The funding problem: researchers have their say

*James Legget has a PhD from Nottingham University and works as a postdoctoral researcher at the Henry Wellcome Labs for integrated neuroscience and endocrinology at Bristol University.

"I originally wanted to be a vet but found my research project so fascinating in my final year doing animal science at Nottingham that I decided to stay on for a PhD. It was hard work and not very well paid, but I got the doctorate in three years and moved to a postdoc contract that lasted three years. I am now in my second postdoc position at Bristol. I love my career and

Bristol is great but it is hard work.

Funding is the most difficult problem for young researchers. You can't apply for your own funding, so you have to find senior researchers to work with. The idea is to apply for research funding with someone more senior than you, because problems arise when you cannot guarantee to a research council that you will be employed by the university for the whole period of the research contract. There is a lot of uncertainty and that can be stressful, but I'm still doing it, so it can't be that bad.

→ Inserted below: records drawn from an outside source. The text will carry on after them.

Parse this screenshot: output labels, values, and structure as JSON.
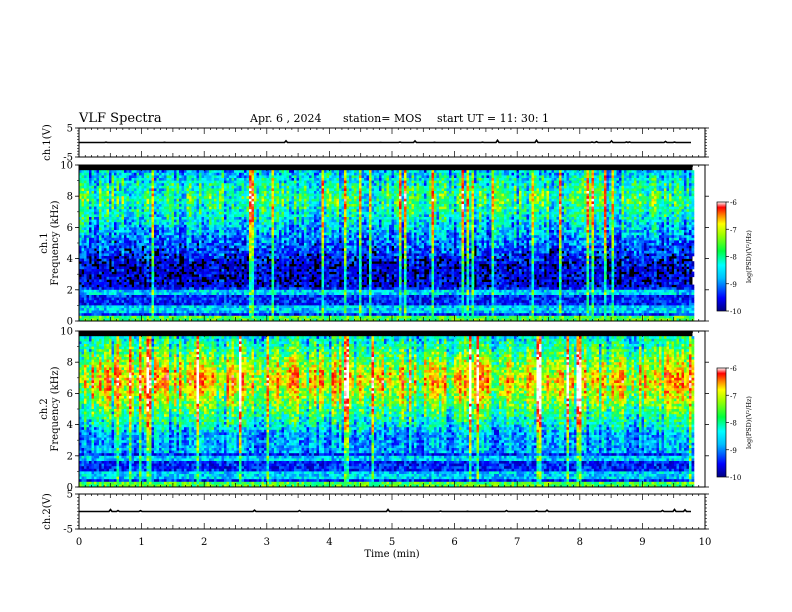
{
  "header": {
    "title": "VLF Spectra",
    "date": "Apr. 6  , 2024",
    "station": "station= MOS",
    "start_ut": "start  UT  =    11: 30: 1"
  },
  "colors": {
    "spectrogram_colormap": [
      "#000000",
      "#00008b",
      "#0000ff",
      "#0080ff",
      "#00ffff",
      "#00ff80",
      "#80ff00",
      "#ffff00",
      "#ff8000",
      "#ff0000",
      "#ffffff"
    ],
    "trace": "#000000"
  },
  "chart_data": [
    {
      "type": "line",
      "panel": "channel-1-voltage",
      "ylabel": "ch.1(V)",
      "ylim": [
        -5,
        5
      ],
      "yticks": [
        "5",
        "-5"
      ],
      "xlim": [
        0,
        10
      ],
      "level": 0
    },
    {
      "type": "heatmap",
      "panel": "channel-1-spectrogram",
      "ylabel_line1": "ch.1",
      "ylabel_line2": "Frequency (kHz)",
      "ylim": [
        0,
        10
      ],
      "yticks": [
        "0",
        "2",
        "4",
        "6",
        "8",
        "10"
      ],
      "xlim": [
        0,
        10
      ],
      "data_end": 9.8,
      "colorbar": {
        "label": "log(PSD)(V²/Hz)",
        "range": [
          -10,
          -6
        ],
        "ticks": [
          "-6",
          "-7",
          "-8",
          "-9",
          "-10"
        ]
      }
    },
    {
      "type": "heatmap",
      "panel": "channel-2-spectrogram",
      "ylabel_line1": "ch.2",
      "ylabel_line2": "Frequency (kHz)",
      "ylim": [
        0,
        10
      ],
      "yticks": [
        "0",
        "2",
        "4",
        "6",
        "8",
        "10"
      ],
      "xlim": [
        0,
        10
      ],
      "data_end": 9.8,
      "colorbar": {
        "label": "log(PSD)(V²/Hz)",
        "range": [
          -10,
          -6
        ],
        "ticks": [
          "-6",
          "-7",
          "-8",
          "-9",
          "-10"
        ]
      }
    },
    {
      "type": "line",
      "panel": "channel-2-voltage",
      "ylabel": "ch.2(V)",
      "ylim": [
        -5,
        5
      ],
      "yticks": [
        "5",
        "-5"
      ],
      "xlim": [
        0,
        10
      ],
      "xlabel": "Time  (min)",
      "xticks": [
        "0",
        "1",
        "2",
        "3",
        "4",
        "5",
        "6",
        "7",
        "8",
        "9",
        "10"
      ],
      "level": 0
    }
  ]
}
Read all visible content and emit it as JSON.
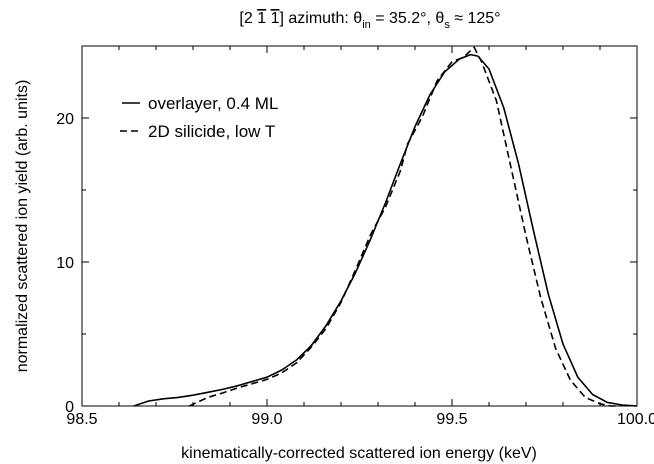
{
  "chart_data": {
    "type": "line",
    "title": {
      "bracket_open": "[2 ",
      "bar1": "1",
      "gap": " ",
      "bar2": "1",
      "rest1": "] azimuth: θ",
      "sub_in": "in",
      "rest2": " = 35.2°,  θ",
      "sub_s": "s",
      "rest3": " ≈ 125°"
    },
    "xlabel": "kinematically-corrected scattered ion energy (keV)",
    "ylabel": "normalized scattered ion yield (arb. units)",
    "xlim": [
      98.5,
      100.0
    ],
    "ylim": [
      0,
      25
    ],
    "x_ticks": [
      "98.5",
      "99.0",
      "99.5",
      "100.0"
    ],
    "y_ticks": [
      "0",
      "10",
      "20"
    ],
    "grid": false,
    "legend_position": "top-left",
    "series": [
      {
        "name": "overlayer, 0.4 ML",
        "style": "solid",
        "color": "#000000",
        "x": [
          98.64,
          98.68,
          98.72,
          98.76,
          98.8,
          98.84,
          98.88,
          98.92,
          98.96,
          99.0,
          99.04,
          99.08,
          99.12,
          99.16,
          99.2,
          99.24,
          99.28,
          99.32,
          99.36,
          99.4,
          99.44,
          99.48,
          99.52,
          99.55,
          99.57,
          99.6,
          99.64,
          99.68,
          99.72,
          99.76,
          99.8,
          99.84,
          99.88,
          99.92,
          99.96,
          100.0
        ],
        "y": [
          0.0,
          0.35,
          0.5,
          0.6,
          0.75,
          0.95,
          1.15,
          1.4,
          1.7,
          2.0,
          2.5,
          3.2,
          4.2,
          5.6,
          7.3,
          9.3,
          11.6,
          14.1,
          16.8,
          19.4,
          21.6,
          23.2,
          24.1,
          24.4,
          24.3,
          23.4,
          20.7,
          16.8,
          12.2,
          7.8,
          4.3,
          2.0,
          0.8,
          0.25,
          0.07,
          0.0
        ]
      },
      {
        "name": "2D silicide, low T",
        "style": "dashed",
        "color": "#000000",
        "x": [
          98.79,
          98.84,
          98.88,
          98.92,
          98.96,
          99.0,
          99.04,
          99.08,
          99.12,
          99.16,
          99.2,
          99.24,
          99.28,
          99.32,
          99.36,
          99.38,
          99.42,
          99.46,
          99.5,
          99.53,
          99.56,
          99.58,
          99.62,
          99.66,
          99.7,
          99.74,
          99.78,
          99.82,
          99.86,
          99.9,
          99.93,
          99.95
        ],
        "y": [
          0.0,
          0.6,
          0.9,
          1.25,
          1.55,
          1.85,
          2.3,
          3.0,
          4.1,
          5.4,
          7.2,
          9.5,
          11.9,
          13.8,
          16.3,
          18.2,
          20.1,
          22.6,
          23.9,
          24.2,
          24.9,
          23.9,
          21.2,
          16.5,
          11.8,
          7.5,
          4.0,
          1.8,
          0.6,
          0.15,
          0.0,
          0.0
        ]
      }
    ]
  }
}
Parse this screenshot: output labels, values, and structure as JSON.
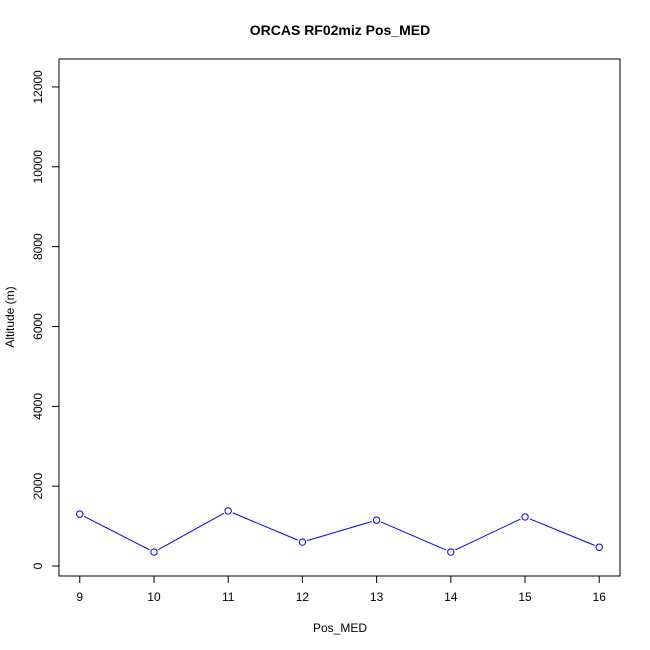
{
  "chart_data": {
    "type": "line",
    "title": "ORCAS RF02miz Pos_MED",
    "xlabel": "Pos_MED",
    "ylabel": "Altitude (m)",
    "x_ticks": [
      9,
      10,
      11,
      12,
      13,
      14,
      15,
      16
    ],
    "y_ticks": [
      0,
      2000,
      4000,
      6000,
      8000,
      10000,
      12000
    ],
    "xlim": [
      8.72,
      16.28
    ],
    "ylim": [
      -250,
      12700
    ],
    "grid": false,
    "series": [
      {
        "color": "#0000ff",
        "x": [
          9,
          10,
          11,
          12,
          13,
          14,
          15,
          16
        ],
        "y": [
          1300,
          350,
          1380,
          600,
          1150,
          350,
          1230,
          470
        ]
      }
    ]
  }
}
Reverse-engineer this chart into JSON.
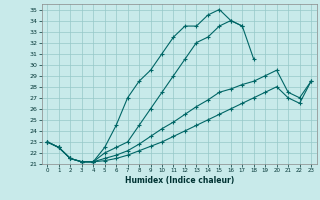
{
  "xlabel": "Humidex (Indice chaleur)",
  "bg_color": "#c8eaea",
  "grid_color": "#96c8c8",
  "line_color": "#006666",
  "xlim": [
    -0.5,
    23.5
  ],
  "ylim": [
    21,
    35.5
  ],
  "xticks": [
    0,
    1,
    2,
    3,
    4,
    5,
    6,
    7,
    8,
    9,
    10,
    11,
    12,
    13,
    14,
    15,
    16,
    17,
    18,
    19,
    20,
    21,
    22,
    23
  ],
  "yticks": [
    21,
    22,
    23,
    24,
    25,
    26,
    27,
    28,
    29,
    30,
    31,
    32,
    33,
    34,
    35
  ],
  "series": [
    {
      "x": [
        0,
        1,
        2,
        3,
        4,
        5,
        6,
        7,
        8,
        9,
        10,
        11,
        12,
        13,
        14,
        15,
        16,
        17,
        18
      ],
      "y": [
        23.0,
        22.5,
        21.5,
        21.2,
        21.2,
        22.5,
        24.5,
        27.0,
        28.5,
        29.5,
        31.0,
        32.5,
        33.5,
        33.5,
        34.5,
        35.0,
        34.0,
        33.5,
        30.5
      ]
    },
    {
      "x": [
        0,
        1,
        2,
        3,
        4,
        5,
        6,
        7,
        8,
        9,
        10,
        11,
        12,
        13,
        14,
        15,
        16,
        17
      ],
      "y": [
        23.0,
        22.5,
        21.5,
        21.2,
        21.2,
        22.0,
        22.5,
        23.0,
        24.5,
        26.0,
        27.5,
        29.0,
        30.5,
        32.0,
        32.5,
        33.5,
        34.0,
        33.5
      ]
    },
    {
      "x": [
        0,
        1,
        2,
        3,
        4,
        5,
        6,
        7,
        8,
        9,
        10,
        11,
        12,
        13,
        14,
        15,
        16,
        17,
        18,
        19,
        20,
        21,
        22,
        23
      ],
      "y": [
        23.0,
        22.5,
        21.5,
        21.2,
        21.2,
        21.5,
        21.8,
        22.2,
        22.8,
        23.5,
        24.2,
        24.8,
        25.5,
        26.2,
        26.8,
        27.5,
        27.8,
        28.2,
        28.5,
        29.0,
        29.5,
        27.5,
        27.0,
        28.5
      ]
    },
    {
      "x": [
        0,
        1,
        2,
        3,
        4,
        5,
        6,
        7,
        8,
        9,
        10,
        11,
        12,
        13,
        14,
        15,
        16,
        17,
        18,
        19,
        20,
        21,
        22,
        23
      ],
      "y": [
        23.0,
        22.5,
        21.5,
        21.2,
        21.2,
        21.3,
        21.5,
        21.8,
        22.2,
        22.6,
        23.0,
        23.5,
        24.0,
        24.5,
        25.0,
        25.5,
        26.0,
        26.5,
        27.0,
        27.5,
        28.0,
        27.0,
        26.5,
        28.5
      ]
    }
  ]
}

I would like to apply for a fellowship but you need a good publication record, and mine isn't good enough yet. I think Britain definitely loses a lot of good researchers because the career path is so tough and there are only so many places at the top of the pyramid."

*Charlie Hindmarch, 30, works as a research assistant for the department of neuroscience at Bristol University.

"My first degree was from Plymouth University in marine biology. I did a Masters in biochemical pharmacology at SouthamptonUniversity and decided I wanted to do research. First I worked in industry - for Pfizer - and then I got a job as a research technician at Liverpool University before moving to Bristol.

The hardest thing to cope with is the funding. It becomes more competitive as you move up the pyramid, and you have a panic attack about your job after three years, because although your salary is small, it is essential.

I am married with a mortgage and a child, so the prospect of not being able to compete is frightening. In one way it is very unstable, but in another it is quite stable because you know when your money is coming to an end and you have the choice of asking your boss to seek funding for you or to look for a job.

As you move up the ranks you get to learn how to work the funding system. This university is good at nurturing your skills by laying on courses and mentors.